3. On 9/8/2016 at approximately 2:48 PM the ED physician (MD #1) assigned to Pt #1 was interviewed. MD #1 stated Pt #1 was very agitated and required to be physically and chemically restrained. MD #1 stated I was observing the video monitor and I saw two security officers in the (CR) with Pt #1. MD #1 stated she could not identify the Security Officers due to there backs were toward the surveillance camera . MD #1 stated "one (1) of the 2 officers appeared to have taken a swing at the patient (Pt #1), the other security officer put his hands around the patient's (Pt #1) neck." MD #1 stated she went to the Crisis Room (CR) and noticed Pt #1 had a bruise on his forehead and a laceration on his nose. MD
#1 stated Pt #1 did not have any injury to the face when initially evaluated.

4. On 9/8/2016 at approximately 4:05 PM the Regional Supervisor Manager (E #4) was interviewed.
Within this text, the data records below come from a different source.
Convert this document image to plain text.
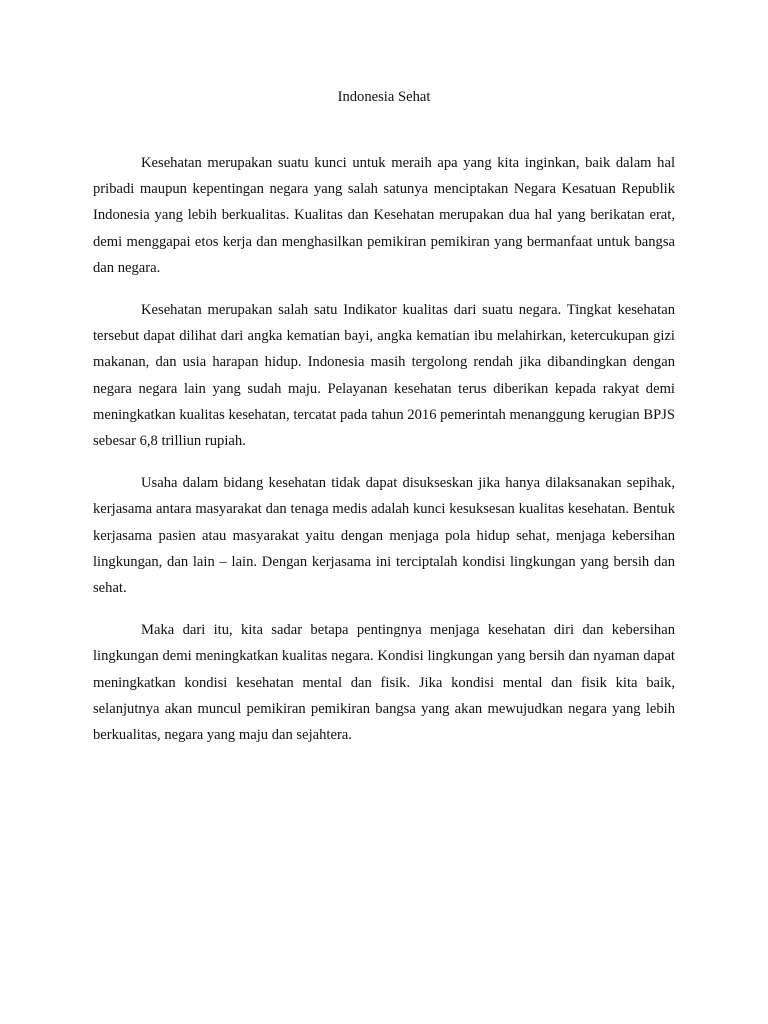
Indonesia Sehat

Kesehatan merupakan suatu kunci untuk meraih apa yang kita inginkan, baik dalam hal pribadi maupun kepentingan negara yang salah satunya menciptakan Negara Kesatuan Republik Indonesia yang lebih berkualitas. Kualitas dan Kesehatan merupakan dua hal yang berikatan erat, demi menggapai etos kerja dan menghasilkan pemikiran pemikiran yang bermanfaat untuk bangsa dan negara.

Kesehatan merupakan salah satu Indikator kualitas dari suatu negara. Tingkat kesehatan tersebut dapat dilihat dari angka kematian bayi, angka kematian ibu melahirkan, ketercukupan gizi makanan, dan usia harapan hidup. Indonesia masih tergolong rendah jika dibandingkan dengan negara negara lain yang sudah maju. Pelayanan kesehatan terus diberikan kepada rakyat demi meningkatkan kualitas kesehatan, tercatat pada tahun 2016 pemerintah menanggung kerugian BPJS sebesar 6,8 trilliun rupiah.

Usaha dalam bidang kesehatan tidak dapat disukseskan jika hanya dilaksanakan sepihak, kerjasama antara masyarakat dan tenaga medis adalah kunci kesuksesan kualitas kesehatan. Bentuk kerjasama pasien atau masyarakat yaitu dengan menjaga pola hidup sehat, menjaga kebersihan lingkungan, dan lain – lain. Dengan kerjasama ini terciptalah kondisi lingkungan yang bersih dan sehat.

Maka dari itu, kita sadar betapa pentingnya menjaga kesehatan diri dan kebersihan lingkungan demi meningkatkan kualitas negara. Kondisi lingkungan yang bersih dan nyaman dapat meningkatkan kondisi kesehatan mental dan fisik. Jika kondisi mental dan fisik kita baik, selanjutnya akan muncul pemikiran pemikiran bangsa yang akan mewujudkan negara yang lebih berkualitas, negara yang maju dan sejahtera.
E #4 stated E #5 (Security Officer) and E #6 (Security Supervisor) "are new to the Hospital and are not Crisis Prevention Intervention (CPI) certified." E #4 stated the Officers (E #5 and E #6) are allowed to physically intervene in de-escalating a patient with behavior issues although they have not received training on de-escalating a patient.

5. On 9/9/2016 at approximately 4:05 PM the Regional supervisor Manager (E #4) was interviewed. E #4 stated the officers involved in the incident with Pt #1 allegation of abuse do not have the CPI or de-escalation training. E #4 stated these employees are new to the Hospital and have 180 days to complete their training. However are allowed to intervene in attempting to de-escalate a patient.